Frequently Asked Questions - ThreatCHECK
ThreatCHECK monitors what IP addresses your computer is talking to by repeatedly running the ‘netstat’ command utility for a fixed period of time. This is a totally passive action that has no effect on communications to or from the computer.
When the time period is over, the ‘View full report’ option uploads the data to ThreatSTOP’s website where we cross correlate it with our database to find out if we know anything about the IP addresses your computer has been talking to. We store that data for 2 weeks so you can share it with others or revisit it for reference, then we delete it. After the first time you view the report, you will need to register with us (just a valid email address) to see it again. We do that primarily to stop abuse of our system.
Millions of computers around the world are infected with malware (sometimes known as trojans or bots) that take control of the computer without the user's permission, spy on the user's activities or steal the user's private data.
If you run ThreatCHECK you can find out if you have a bot on your computer and hence you can prevent cybercriminals from stealing your financial data and identity, committing fraud against you and other crimes. This can save you thousands of dollars and lots of hassles in restoring your online data and identity. Get a peace of mind that you are NOT talking to cybercriminals.
If you are on a corporate network, it’s even worse. The entire network can be compromised if your computer is “botted”, and the cost of data loss, remediation, and even fines from failing to comply with data security regulations can run in the millions.
Download ThreatCHECK by clicking the download button, and double click on the file to run it. Press OK if you get a security warning like the one shown below
Run ThreatCHECK for short, standard or extended times (see question below for which to choose) in the background while it discovers the IP addresses your computer is connected to. ThreatSTOP runs a query of those IPs on our database of known malware sites and compiles a report for you. You can see the report by clicking on "View Full Report". An example of a full report is here with all the features explained.
The Short test runs for 15 minutes which is generally long enough to catch the more noisy bots – and is quite long enough to check whether a particular website is trying to download malware onto your computer. It is probably not long enough to capture more stealthy sorts of attack. The standard test runs for one hour which is generally enough to catch most bots and other malware.
The extended test runs for 6 hours which is likely to produce a very large list of IP addresses if you run it while the computer is in use. On the other hand if you run it overnight, say, it gives you a good feel for what things your computer may be doing when you aren’t doing anything which is a great way to find the most stealthy forms of malware.
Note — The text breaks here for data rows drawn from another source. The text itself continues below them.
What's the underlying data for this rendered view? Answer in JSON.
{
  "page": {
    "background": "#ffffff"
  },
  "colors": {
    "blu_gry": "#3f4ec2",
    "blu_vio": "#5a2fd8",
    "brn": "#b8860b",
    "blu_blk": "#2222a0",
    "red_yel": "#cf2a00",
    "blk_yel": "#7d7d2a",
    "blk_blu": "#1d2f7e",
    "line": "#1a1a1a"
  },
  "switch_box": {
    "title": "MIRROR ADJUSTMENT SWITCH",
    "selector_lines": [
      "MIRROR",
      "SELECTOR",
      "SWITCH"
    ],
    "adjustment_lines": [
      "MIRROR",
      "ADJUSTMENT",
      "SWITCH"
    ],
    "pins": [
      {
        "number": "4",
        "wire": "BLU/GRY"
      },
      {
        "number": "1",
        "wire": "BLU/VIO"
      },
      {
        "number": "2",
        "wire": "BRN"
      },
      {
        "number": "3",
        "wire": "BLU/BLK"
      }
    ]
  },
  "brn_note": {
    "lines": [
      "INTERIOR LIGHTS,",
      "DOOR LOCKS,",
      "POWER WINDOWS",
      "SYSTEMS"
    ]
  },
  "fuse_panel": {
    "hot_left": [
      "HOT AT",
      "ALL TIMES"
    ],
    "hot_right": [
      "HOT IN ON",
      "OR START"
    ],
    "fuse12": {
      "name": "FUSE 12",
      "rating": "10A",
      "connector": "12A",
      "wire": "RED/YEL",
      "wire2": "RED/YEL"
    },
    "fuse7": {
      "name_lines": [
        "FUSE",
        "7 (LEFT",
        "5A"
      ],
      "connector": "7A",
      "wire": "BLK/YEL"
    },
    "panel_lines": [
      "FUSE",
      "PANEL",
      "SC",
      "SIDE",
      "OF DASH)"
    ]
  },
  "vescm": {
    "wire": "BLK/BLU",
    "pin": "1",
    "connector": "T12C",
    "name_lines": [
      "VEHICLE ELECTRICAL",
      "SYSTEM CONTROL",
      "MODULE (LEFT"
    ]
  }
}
Tip: You can always choose the extended test and then stop it when you think you have gathered enough data
There are a couple of options that can be specified if you run threatCHECK from a command prompt.
These can be used by advanced users to automate its actions:
|/t N||run for N minutes|
||upload data to ThreatSTOP automatically once the time is up|
|/n||skip the check to see if there is an updated version of the software
The ‘save to file’ and ‘copy to clipboard’ options are also useful to feed the same IP address data to some other application than ThreatSTOP’s database.
The result page tells you what IP addresses in our database your computer has been communicating with. Not all of these are necessarily bad - particularly if the only information is a country. For example communicating with IP addresses in Estonia may mean you are using Skype (which has some servers there) and communicating with the Czech Republic may just mean your anti-virus is looking for an update (both Avast and AVG originate in the Czech Republic). However if the IP address is listed as being known for something other than a country then that could be more problematic.
Take a look at our sample page to see what a really worrying report might look like and to get more explanation about what it means.
If your report shows nothing suspicious, you don't need to do anything. You should run ThreatCHECK periodically to ensure that your computer is still clean, as it is constantly being bombarded by cybercriminals. On the other hand, if you do have suspicious connections or a confirmed infection, then you should investigate further and possibly seek help.
If you are in a corporate environment you should contact your IT help desk for help. If not, the next section lists some tools you can use to clean up bots.
Microsoft and many antivirus companies have specific removal tools for some bots (e.g. this page from Symantec or this one by eset). In addition we recommend Malwarebytes (http://www.malwarebytes.org/ ) as a good general tool.
Other sources of help:
However you should be aware that in many cases it is safer (and quicker) to back up critical data and then totally reinstall / reimage the machine.